Zero-deposit schemes haven’t been widely available on the market since the financial crash of 2008, but now they’re set to make a comeback.
The requirements to apply for the scheme include having proof of 12 months of rent paid within the last 18 months, being over 21 years of age and having a good credit score.
For many first-time buyers, this may appear a dream come true, as many have struggled with finding the necessary funds to put down a deposit on a house amid high inflation rates.
However, the consumer experts at NetVoucherCodes.co.uk are encouraging first time buyers to research the schemes, factoring in how much they could save if they hold off and get a deposit together.
For those who struggle with the deposit, they’re encouraging them to be realistic when it comes to mortgage repayments and not burden themselves with unrealistic monthly outgoings.
They’re also encouraging first time buyers to carry on saving if they can so there’s money put aside for upkeep, maintenance and any unexpected costs after they move in.
John Stirzaker, online consumer expert at NetVoucherCodes.co.uk said: “With inflation rates at alarming rates and the housing crisis getting worse, the re-introduction of the zero-deposit mortgages is a real bonus for first-time buyers.
“But the potential issue is that first time buyers could get carried away at the thought of not having to put down a hefty deposit and find themselves splashing out on a house they can’t afford with huge monthly repayments.
“That’s why we strongly urge people to think carefully about their finances and not rush into investing in a house if it’s only going to leave them cash-strapped and struggling for money in the long run.
“There are ways to save which could help potential first-time buyers so they don’t splash all their money at once, such as money-save challenges.
“One way to save is following the 52-week challenge - for the first week, you put away £1, £2 on the second, £3 on the third and so on and so on. Then by the end of the year, you could have saved £1,378.

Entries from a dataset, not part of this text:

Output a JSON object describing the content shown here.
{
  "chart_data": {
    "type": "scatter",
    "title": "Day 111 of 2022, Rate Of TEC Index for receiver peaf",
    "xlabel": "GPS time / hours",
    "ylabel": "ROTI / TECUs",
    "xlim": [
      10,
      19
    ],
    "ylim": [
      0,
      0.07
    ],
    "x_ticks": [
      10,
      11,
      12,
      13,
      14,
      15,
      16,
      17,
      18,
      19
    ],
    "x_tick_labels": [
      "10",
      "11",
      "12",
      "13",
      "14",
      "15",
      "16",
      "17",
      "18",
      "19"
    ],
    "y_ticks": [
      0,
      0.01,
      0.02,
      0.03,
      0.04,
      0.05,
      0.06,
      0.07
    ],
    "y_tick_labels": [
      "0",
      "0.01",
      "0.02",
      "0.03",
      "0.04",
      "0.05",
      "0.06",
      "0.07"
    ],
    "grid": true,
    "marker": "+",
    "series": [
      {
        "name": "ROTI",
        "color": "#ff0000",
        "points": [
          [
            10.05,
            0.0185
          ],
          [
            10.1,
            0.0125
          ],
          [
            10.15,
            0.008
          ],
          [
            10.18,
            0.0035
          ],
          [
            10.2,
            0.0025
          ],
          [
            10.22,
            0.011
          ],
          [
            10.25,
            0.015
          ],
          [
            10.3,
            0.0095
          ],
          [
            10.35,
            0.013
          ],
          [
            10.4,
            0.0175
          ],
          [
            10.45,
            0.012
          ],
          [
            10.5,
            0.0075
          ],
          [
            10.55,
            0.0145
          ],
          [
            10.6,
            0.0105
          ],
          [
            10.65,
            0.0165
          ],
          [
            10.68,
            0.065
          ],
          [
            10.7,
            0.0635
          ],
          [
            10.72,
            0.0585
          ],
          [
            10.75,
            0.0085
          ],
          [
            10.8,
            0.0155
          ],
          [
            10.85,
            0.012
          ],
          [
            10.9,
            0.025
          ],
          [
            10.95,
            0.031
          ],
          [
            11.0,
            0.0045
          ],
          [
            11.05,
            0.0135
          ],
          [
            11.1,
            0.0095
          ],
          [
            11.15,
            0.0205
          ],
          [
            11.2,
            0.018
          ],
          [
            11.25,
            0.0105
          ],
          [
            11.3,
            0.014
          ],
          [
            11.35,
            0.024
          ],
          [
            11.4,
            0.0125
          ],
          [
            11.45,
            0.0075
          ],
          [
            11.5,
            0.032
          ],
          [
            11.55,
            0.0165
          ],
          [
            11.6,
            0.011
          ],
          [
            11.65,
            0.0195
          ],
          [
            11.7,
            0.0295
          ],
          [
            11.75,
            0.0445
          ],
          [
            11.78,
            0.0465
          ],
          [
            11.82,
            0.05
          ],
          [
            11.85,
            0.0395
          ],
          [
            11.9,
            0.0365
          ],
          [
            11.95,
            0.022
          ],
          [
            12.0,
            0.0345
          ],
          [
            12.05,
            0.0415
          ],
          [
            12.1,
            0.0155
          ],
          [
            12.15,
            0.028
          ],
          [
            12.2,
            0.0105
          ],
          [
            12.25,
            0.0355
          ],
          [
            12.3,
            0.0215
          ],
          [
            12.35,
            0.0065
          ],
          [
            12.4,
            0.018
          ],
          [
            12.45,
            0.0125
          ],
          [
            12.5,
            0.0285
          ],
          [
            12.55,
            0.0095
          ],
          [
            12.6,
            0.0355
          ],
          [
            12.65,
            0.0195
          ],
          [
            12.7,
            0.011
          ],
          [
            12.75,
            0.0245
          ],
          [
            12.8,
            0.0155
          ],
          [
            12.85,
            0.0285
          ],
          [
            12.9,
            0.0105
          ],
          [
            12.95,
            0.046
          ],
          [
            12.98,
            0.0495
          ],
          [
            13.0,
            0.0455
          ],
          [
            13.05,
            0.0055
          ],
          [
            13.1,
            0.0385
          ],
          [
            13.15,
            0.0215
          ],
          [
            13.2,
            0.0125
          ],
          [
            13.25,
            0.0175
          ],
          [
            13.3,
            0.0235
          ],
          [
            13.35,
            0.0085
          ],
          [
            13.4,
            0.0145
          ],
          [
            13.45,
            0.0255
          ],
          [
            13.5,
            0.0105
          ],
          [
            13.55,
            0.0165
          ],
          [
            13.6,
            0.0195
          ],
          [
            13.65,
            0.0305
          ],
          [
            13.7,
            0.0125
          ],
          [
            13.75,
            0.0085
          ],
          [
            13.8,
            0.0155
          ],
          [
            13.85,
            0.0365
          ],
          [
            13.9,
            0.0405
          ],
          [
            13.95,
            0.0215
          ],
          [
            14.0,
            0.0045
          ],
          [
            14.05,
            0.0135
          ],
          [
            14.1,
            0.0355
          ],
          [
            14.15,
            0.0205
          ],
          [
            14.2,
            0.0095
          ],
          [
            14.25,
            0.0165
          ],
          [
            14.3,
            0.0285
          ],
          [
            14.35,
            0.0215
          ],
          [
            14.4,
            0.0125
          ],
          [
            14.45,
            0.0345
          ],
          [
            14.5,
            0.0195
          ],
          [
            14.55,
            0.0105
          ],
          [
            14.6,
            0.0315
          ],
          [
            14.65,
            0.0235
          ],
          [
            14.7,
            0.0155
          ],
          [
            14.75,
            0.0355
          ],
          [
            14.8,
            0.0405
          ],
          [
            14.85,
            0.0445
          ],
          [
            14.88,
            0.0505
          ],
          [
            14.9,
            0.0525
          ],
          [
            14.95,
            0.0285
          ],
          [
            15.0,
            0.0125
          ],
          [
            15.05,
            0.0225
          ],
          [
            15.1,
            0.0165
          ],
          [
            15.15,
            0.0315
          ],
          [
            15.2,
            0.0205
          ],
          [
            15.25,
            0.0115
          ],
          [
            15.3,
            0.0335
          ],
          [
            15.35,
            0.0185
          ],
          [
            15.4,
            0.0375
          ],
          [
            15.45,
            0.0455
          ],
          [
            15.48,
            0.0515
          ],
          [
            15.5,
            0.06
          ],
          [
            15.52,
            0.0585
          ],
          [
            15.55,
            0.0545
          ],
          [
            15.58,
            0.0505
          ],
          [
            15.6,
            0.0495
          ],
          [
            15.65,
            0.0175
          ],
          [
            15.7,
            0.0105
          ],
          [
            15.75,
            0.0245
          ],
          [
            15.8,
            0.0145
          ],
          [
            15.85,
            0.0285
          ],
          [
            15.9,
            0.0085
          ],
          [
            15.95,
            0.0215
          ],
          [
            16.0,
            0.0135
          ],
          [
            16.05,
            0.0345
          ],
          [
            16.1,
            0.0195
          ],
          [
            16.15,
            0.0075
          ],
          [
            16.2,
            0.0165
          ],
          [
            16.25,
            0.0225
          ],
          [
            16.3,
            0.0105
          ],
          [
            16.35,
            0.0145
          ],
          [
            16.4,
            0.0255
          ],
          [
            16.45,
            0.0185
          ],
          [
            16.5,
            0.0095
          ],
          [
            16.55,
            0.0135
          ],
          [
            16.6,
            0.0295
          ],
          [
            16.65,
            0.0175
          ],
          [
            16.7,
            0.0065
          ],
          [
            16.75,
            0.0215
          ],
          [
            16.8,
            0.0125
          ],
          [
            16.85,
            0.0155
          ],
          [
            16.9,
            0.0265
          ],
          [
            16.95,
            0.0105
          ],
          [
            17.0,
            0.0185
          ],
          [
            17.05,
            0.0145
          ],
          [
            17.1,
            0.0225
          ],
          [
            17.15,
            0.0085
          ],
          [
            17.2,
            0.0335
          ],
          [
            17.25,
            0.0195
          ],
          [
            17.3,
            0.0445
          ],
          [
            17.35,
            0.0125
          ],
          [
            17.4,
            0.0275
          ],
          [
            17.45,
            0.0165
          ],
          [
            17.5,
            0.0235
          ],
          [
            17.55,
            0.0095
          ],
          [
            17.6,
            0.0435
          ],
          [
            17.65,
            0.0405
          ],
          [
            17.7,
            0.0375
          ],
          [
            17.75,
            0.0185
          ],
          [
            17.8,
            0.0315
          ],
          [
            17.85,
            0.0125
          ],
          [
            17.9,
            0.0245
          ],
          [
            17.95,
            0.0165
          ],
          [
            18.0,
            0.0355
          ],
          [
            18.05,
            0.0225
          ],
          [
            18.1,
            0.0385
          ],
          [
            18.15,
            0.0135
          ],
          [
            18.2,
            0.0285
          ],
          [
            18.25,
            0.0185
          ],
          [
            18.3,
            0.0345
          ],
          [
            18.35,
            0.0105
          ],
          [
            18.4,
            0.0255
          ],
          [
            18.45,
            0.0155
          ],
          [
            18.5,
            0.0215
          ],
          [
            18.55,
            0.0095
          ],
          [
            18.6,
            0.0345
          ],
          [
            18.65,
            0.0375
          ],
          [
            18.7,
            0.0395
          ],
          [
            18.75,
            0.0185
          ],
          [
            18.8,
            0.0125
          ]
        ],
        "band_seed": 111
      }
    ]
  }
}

“Even rounding up costs and putting it in savings can help massively. If a total food bill is £18.73, round it up to £20 so the remaining £1.27 will be kept out of sight. Then you can take the total amount of spare change that’s been saved and get a nice return at the end of the year.
“This way if you are thinking about going for a zero-deposit mortgage scheme, you’ll still have money in your savings and reduce risk of financial hardship in the future.”